Posted by Brad Smith
When Microsoft was founded in 1975, software was a little-known product in a niche industry outside the public eye. Today, thanks to the proliferation of powerful computing devices in everything from cars to mobile phones, software and information technology touch virtually every individual and every aspect of society.
The diffusion of technology has, in turn, raised the prominence and urgency of tech issues in public policy debates.
The centrality of tech issues in public life and Microsoft’s history as an innovator in the digital arena have often led to our involvement in public policy debates. These have included a wide range of issues, from broadband access, online privacy and data portability to intellectual property protection, competition law, international trade and immigration.
Over the years we have used a variety of communications vehicles to share our positions.

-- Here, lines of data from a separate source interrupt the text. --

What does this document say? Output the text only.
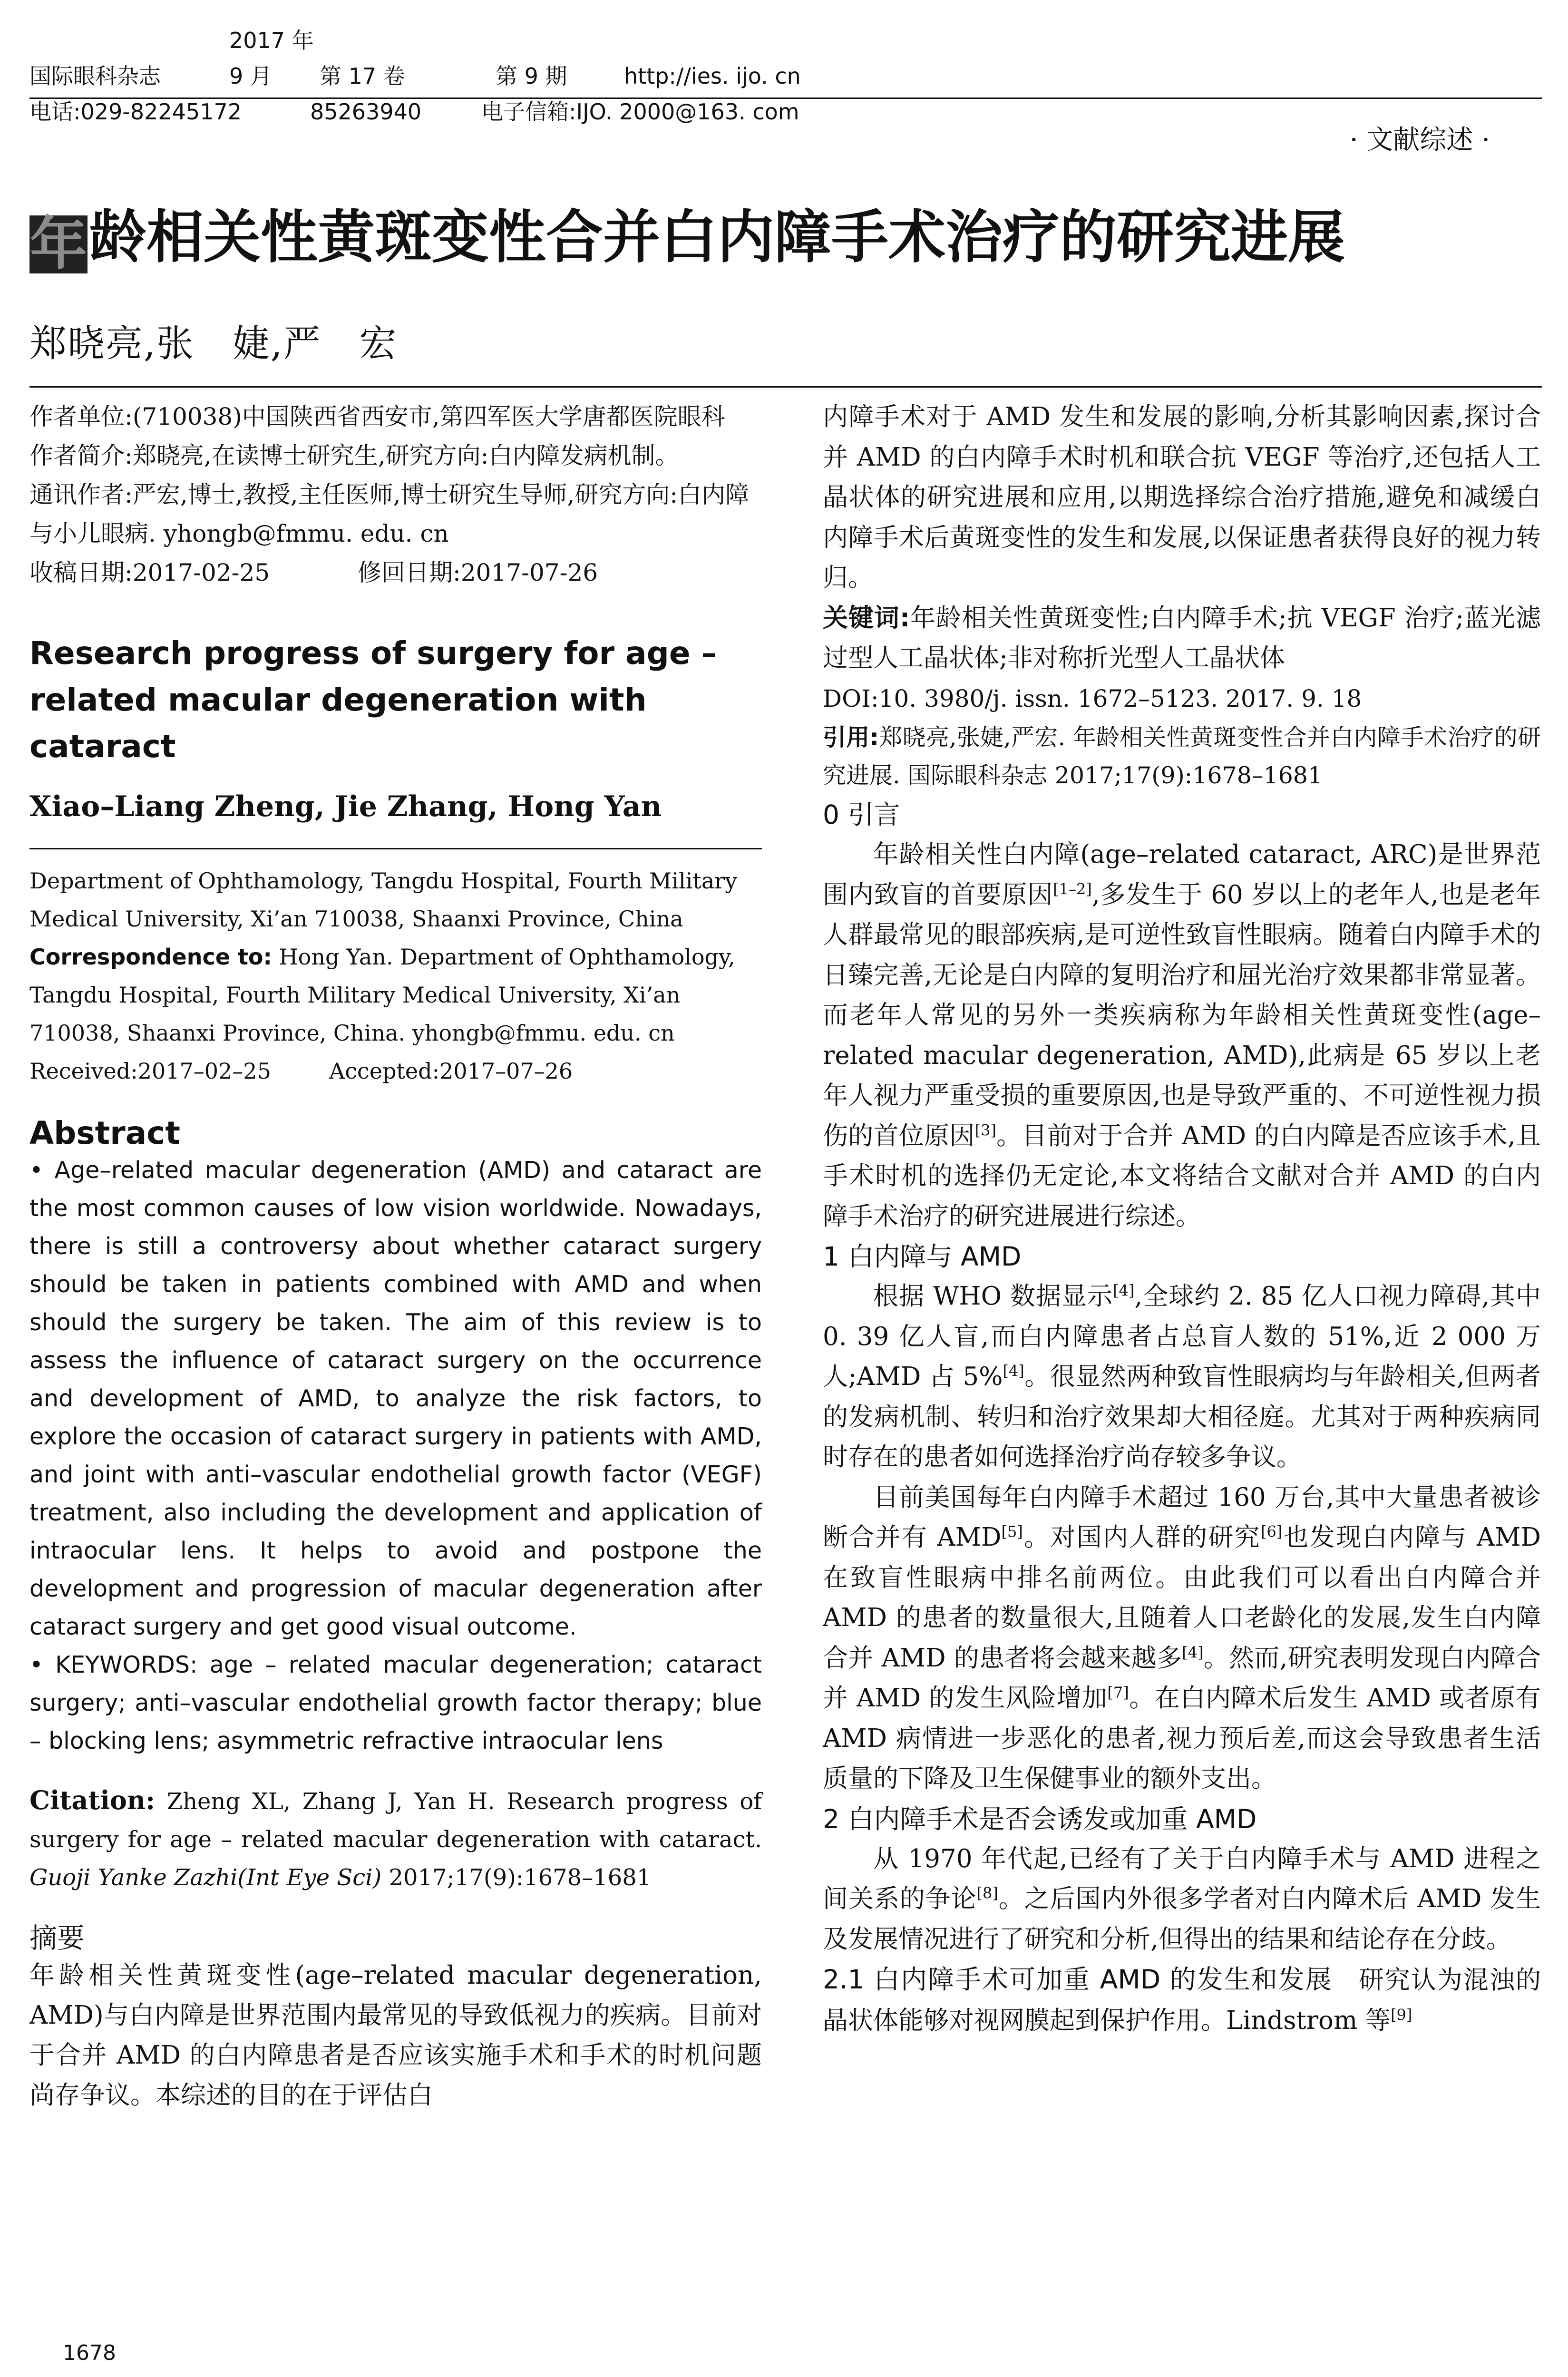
国际眼科杂志2017 年 9 月 第 17 卷	第 9 期	http://ies. ijo. cn
电话:029-82245172	85263940	电子信箱:IJO. 2000@163. com
· 文献综述 ·
年龄相关性黄斑变性合并白内障手术治疗的研究进展
郑晓亮,张　婕,严　宏

作者单位:(710038)中国陕西省西安市,第四军医大学唐都医院眼科

作者简介:郑晓亮,在读博士研究生,研究方向:白内障发病机制。

通讯作者:严宏,博士,教授,主任医师,博士研究生导师,研究方向:白内障与小儿眼病. yhongb@fmmu. edu. cn

收稿日期:2017-02-25	修回日期:2017-07-26

Research progress of surgery for age – related macular degeneration with cataract
Xiao–Liang Zheng, Jie Zhang, Hong Yan

Department of Ophthamology, Tangdu Hospital, Fourth Military Medical University, Xi’an 710038, Shaanxi Province, China

Correspondence to: Hong Yan. Department of Ophthamology, Tangdu Hospital, Fourth Military Medical University, Xi’an 710038, Shaanxi Province, China. yhongb@fmmu. edu. cn

Received:2017–02–25	Accepted:2017–07–26

Abstract

• Age–related macular degeneration (AMD) and cataract are the most common causes of low vision worldwide. Nowadays, there is still a controversy about whether cataract surgery should be taken in patients combined with AMD and when should the surgery be taken. The aim of this review is to assess the influence of cataract surgery on the occurrence and development of AMD, to analyze the risk factors, to explore the occasion of cataract surgery in patients with AMD, and joint with anti–vascular endothelial growth factor (VEGF) treatment, also including the development and application of intraocular lens. It helps to avoid and postpone the development and progression of macular degeneration after cataract surgery and get good visual outcome.

• KEYWORDS: age – related macular degeneration; cataract surgery; anti–vascular endothelial growth factor therapy; blue – blocking lens; asymmetric refractive intraocular lens

Citation: Zheng XL, Zhang J, Yan H. Research progress of surgery for age – related macular degeneration with cataract. Guoji Yanke Zazhi(Int Eye Sci) 2017;17(9):1678–1681
摘要
年龄相关性黄斑变性(age–related macular degeneration, AMD)与白内障是世界范围内最常见的导致低视力的疾病。目前对于合并 AMD 的白内障患者是否应该实施手术和手术的时机问题尚存争议。本综述的目的在于评估白

内障手术对于 AMD 发生和发展的影响,分析其影响因素,探讨合并 AMD 的白内障手术时机和联合抗 VEGF 等治疗,还包括人工晶状体的研究进展和应用,以期选择综合治疗措施,避免和减缓白内障手术后黄斑变性的发生和发展,以保证患者获得良好的视力转归。

关键词:年龄相关性黄斑变性;白内障手术;抗 VEGF 治疗;蓝光滤过型人工晶状体;非对称折光型人工晶状体

DOI:10. 3980/j. issn. 1672–5123. 2017. 9. 18

引用:郑晓亮,张婕,严宏. 年龄相关性黄斑变性合并白内障手术治疗的研究进展. 国际眼科杂志 2017;17(9):1678–1681

0 引言

年龄相关性白内障(age–related cataract, ARC)是世界范围内致盲的首要原因[1–2],多发生于 60 岁以上的老年人,也是老年人群最常见的眼部疾病,是可逆性致盲性眼病。随着白内障手术的日臻完善,无论是白内障的复明治疗和屈光治疗效果都非常显著。而老年人常见的另外一类疾病称为年龄相关性黄斑变性(age–related macular degeneration, AMD),此病是 65 岁以上老年人视力严重受损的重要原因,也是导致严重的、不可逆性视力损伤的首位原因[3]。目前对于合并 AMD 的白内障是否应该手术,且手术时机的选择仍无定论,本文将结合文献对合并 AMD 的白内障手术治疗的研究进展进行综述。

1 白内障与 AMD

根据 WHO 数据显示[4],全球约 2. 85 亿人口视力障碍,其中 0. 39 亿人盲,而白内障患者占总盲人数的 51%,近 2 000 万人;AMD 占 5%[4]。很显然两种致盲性眼病均与年龄相关,但两者的发病机制、转归和治疗效果却大相径庭。尤其对于两种疾病同时存在的患者如何选择治疗尚存较多争议。

目前美国每年白内障手术超过 160 万台,其中大量患者被诊断合并有 AMD[5]。对国内人群的研究[6]也发现白内障与 AMD 在致盲性眼病中排名前两位。由此我们可以看出白内障合并 AMD 的患者的数量很大,且随着人口老龄化的发展,发生白内障合并 AMD 的患者将会越来越多[4]。然而,研究表明发现白内障合并 AMD 的发生风险增加[7]。在白内障术后发生 AMD 或者原有 AMD 病情进一步恶化的患者,视力预后差,而这会导致患者生活质量的下降及卫生保健事业的额外支出。

2 白内障手术是否会诱发或加重 AMD

从 1970 年代起,已经有了关于白内障手术与 AMD 进程之间关系的争论[8]。之后国内外很多学者对白内障术后 AMD 发生及发展情况进行了研究和分析,但得出的结果和结论存在分歧。

2.1 白内障手术可加重 AMD 的发生和发展　研究认为混浊的晶状体能够对视网膜起到保护作用。Lindstrom 等[9]

1678
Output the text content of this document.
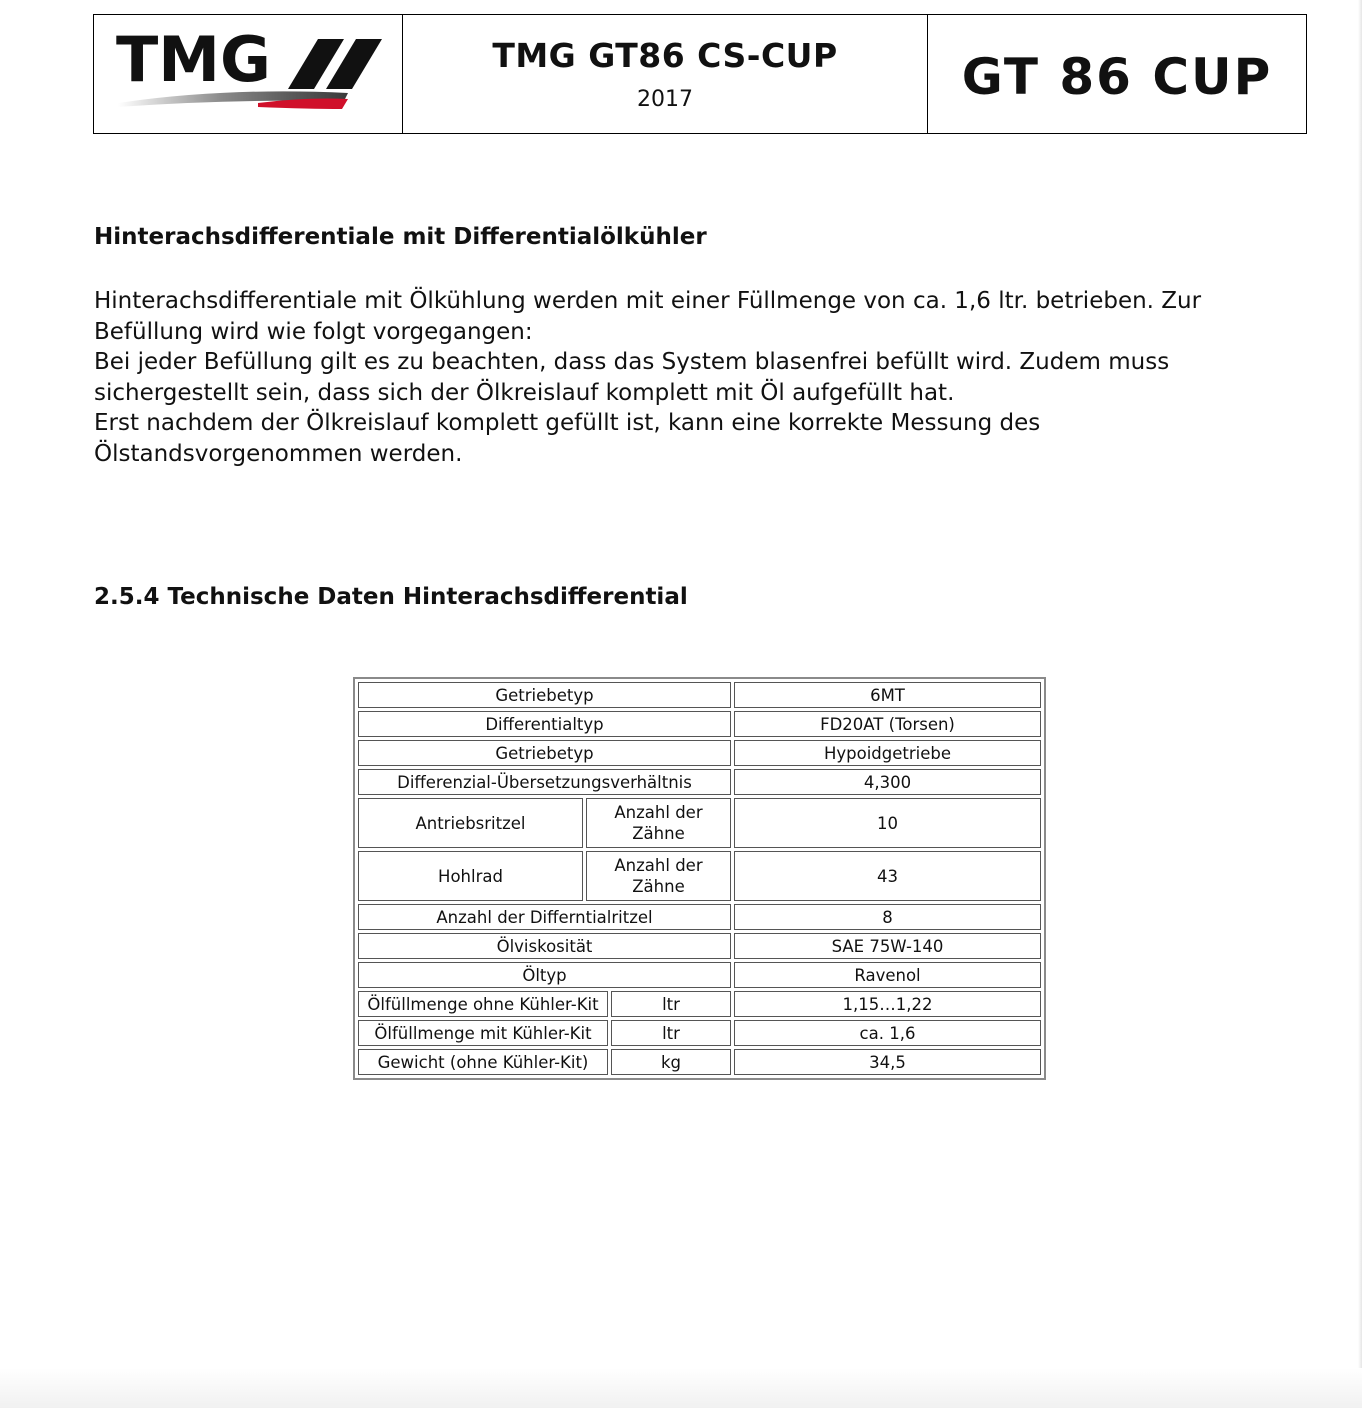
TMG	TMG GT86 CS-CUP
2017	GT 86 CUP
Hinterachsdifferentiale mit Differentialölkühler

Hinterachsdifferentiale mit Ölkühlung werden mit einer Füllmenge von ca. 1,6 ltr. betrieben. Zur Befüllung wird wie folgt vorgegangen:

Bei jeder Befüllung gilt es zu beachten, dass das System blasenfrei befüllt wird. Zudem muss sichergestellt sein, dass sich der Ölkreislauf komplett mit Öl aufgefüllt hat.

Erst nachdem der Ölkreislauf komplett gefüllt ist, kann eine korrekte Messung des Ölstandsvorgenommen werden.

2.5.4 Technische Daten Hinterachsdifferential
Getriebetyp			6MT
Differentialtyp			FD20AT (Torsen)
Getriebetyp			Hypoidgetriebe
Differenzial-Übersetzungsverhältnis			4,300
Antriebsritzel	Anzahl der Zähne		10
Hohlrad	Anzahl der Zähne		43
Anzahl der Differntialritzel			8
Ölviskosität			SAE 75W-140
Öltyp			Ravenol
Ölfüllmenge ohne Kühler-Kit		ltr	1,15…1,22
Ölfüllmenge mit Kühler-Kit		ltr	ca. 1,6
Gewicht (ohne Kühler-Kit)		kg	34,5
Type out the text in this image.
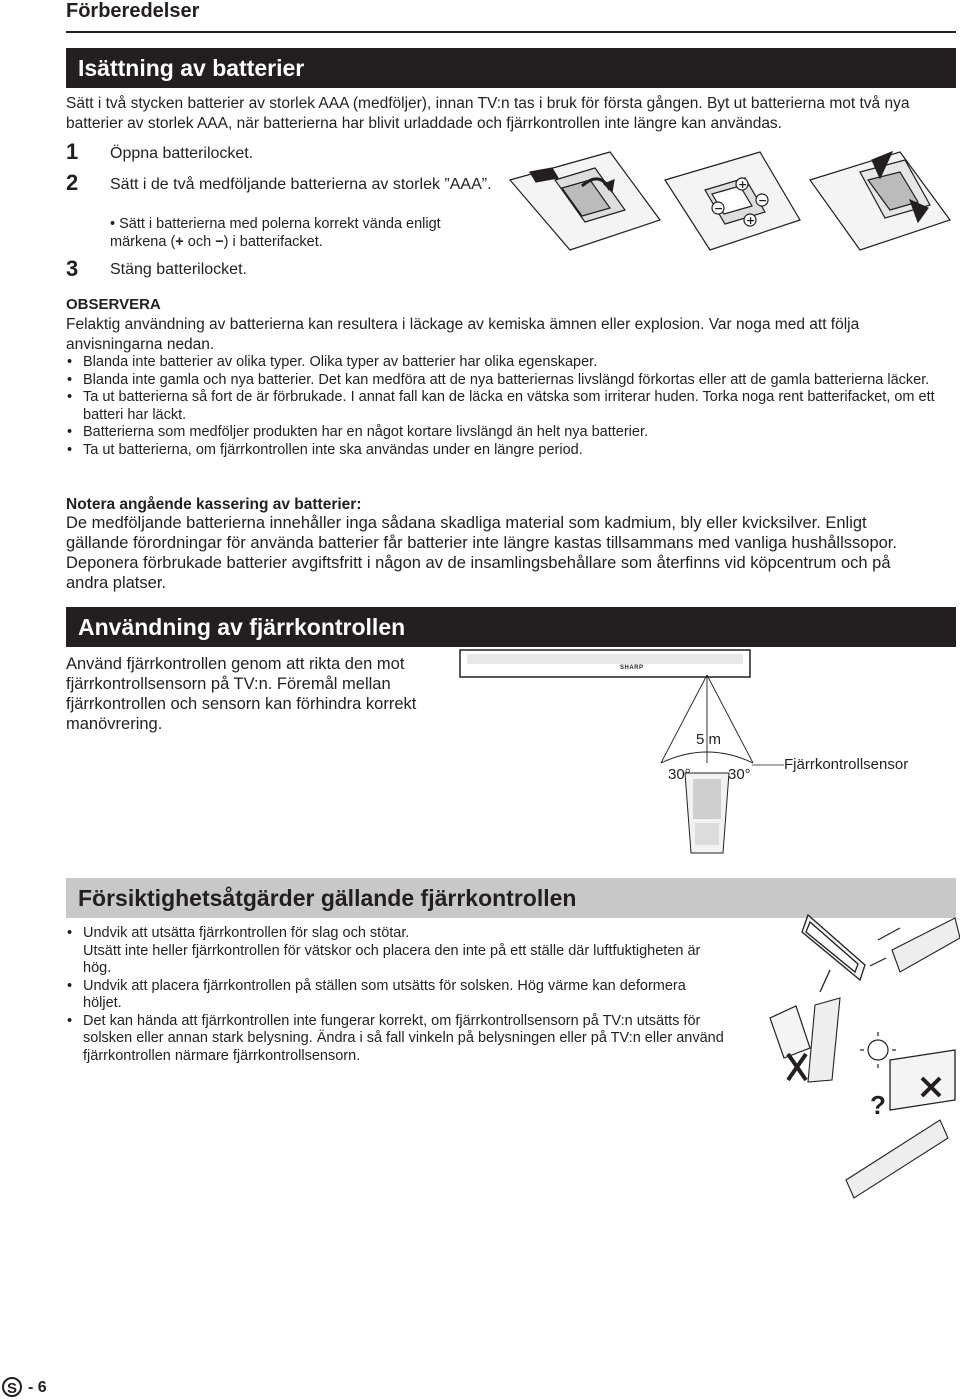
Förberedelser
Isättning av batterier
Sätt i två stycken batterier av storlek AAA (medföljer), innan TV:n tas i bruk för första gången. Byt ut batterierna mot två nya batterier av storlek AAA, när batterierna har blivit urladdade och fjärrkontrollen inte längre kan användas.
1 Öppna batterilocket.
2 Sätt i de två medföljande batterierna av storlek ”AAA”.
• Sätt i batterierna med polerna korrekt vända enligt märkena (+ och −) i batterifacket.
3 Stäng batterilocket.
+
−
−
+
OBSERVERA
Felaktig användning av batterierna kan resultera i läckage av kemiska ämnen eller explosion. Var noga med att följa anvisningarna nedan.
• Blanda inte batterier av olika typer. Olika typer av batterier har olika egenskaper.
• Blanda inte gamla och nya batterier. Det kan medföra att de nya batteriernas livslängd förkortas eller att de gamla batterierna läcker.
• Ta ut batterierna så fort de är förbrukade. I annat fall kan de läcka en vätska som irriterar huden. Torka noga rent batterifacket, om ett batteri har läckt.
• Batterierna som medföljer produkten har en något kortare livslängd än helt nya batterier.
• Ta ut batterierna, om fjärrkontrollen inte ska användas under en längre period.
Notera angående kassering av batterier:
De medföljande batterierna innehåller inga sådana skadliga material som kadmium, bly eller kvicksilver. Enligt gällande förordningar för använda batterier får batterier inte längre kastas tillsammans med vanliga hushållssopor. Deponera förbrukade batterier avgiftsfritt i någon av de insamlingsbehållare som återfinns vid köpcentrum och på andra platser.
Användning av fjärrkontrollen
Använd fjärrkontrollen genom att rikta den mot fjärrkontrollsensorn på TV:n. Föremål mellan fjärrkontrollen och sensorn kan förhindra korrekt manövrering.
SHARP
5 m
30° 30°
Fjärrkontrollsensor
Försiktighetsåtgärder gällande fjärrkontrollen
• Undvik att utsätta fjärrkontrollen för slag och stötar.
Utsätt inte heller fjärrkontrollen för vätskor och placera den inte på ett ställe där luftfuktigheten är hög.
• Undvik att placera fjärrkontrollen på ställen som utsätts för solsken. Hög värme kan deformera höljet.
• Det kan hända att fjärrkontrollen inte fungerar korrekt, om fjärrkontrollsensorn på TV:n utsätts för solsken eller annan stark belysning. Ändra i så fall vinkeln på belysningen eller på TV:n eller använd fjärrkontrollen närmare fjärrkontrollsensorn.
?
S - 6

Today we are launching “Microsoft on the Issues” to open another, more direct line of communication that will enable us to quickly and succinctly provide our perspective on the pressing technology matters of the day. We do not want this to be a one-way conversation. We want to create a transparent dialogue with readers and stakeholders. We want to enhance our participation in discussions that propel policy-making at local, national and international levels.
In the weeks and months ahead we’ll pay particular attention to the next wave in the computing revolution and its potential to use the power of software and the Internet in new ways to enhance choice for consumers, businesses and governments. We’ll share our thoughts on how this computing revolution can accelerate economic growth by enabling companies and individuals to increase productivity, collaboration and job creation. And we’ll outline the policy framework that we believe will give this next wave of computing the greatest chance of success.
Given that the economy and job creation are foremost in everyone’s minds right now, it’s fitting that our first post is on workforce development and skills training, from our Corporate Vice President, Global Corporate Affairs Pamela Passman. As Pamela explains, we believe it is critically important to empower workers with the skills necessary to thrive in our increasingly tech-centric society. We’ve seen the impact that job training can have on the lives of countless individuals through our efforts with community-based training efforts around the world, and we believe that workforce development should be a major component of the economic stimulus package passed by the new U.S. Congress.
We look forward to hearing your feedback, and we encourage you to share your thoughts on this blog.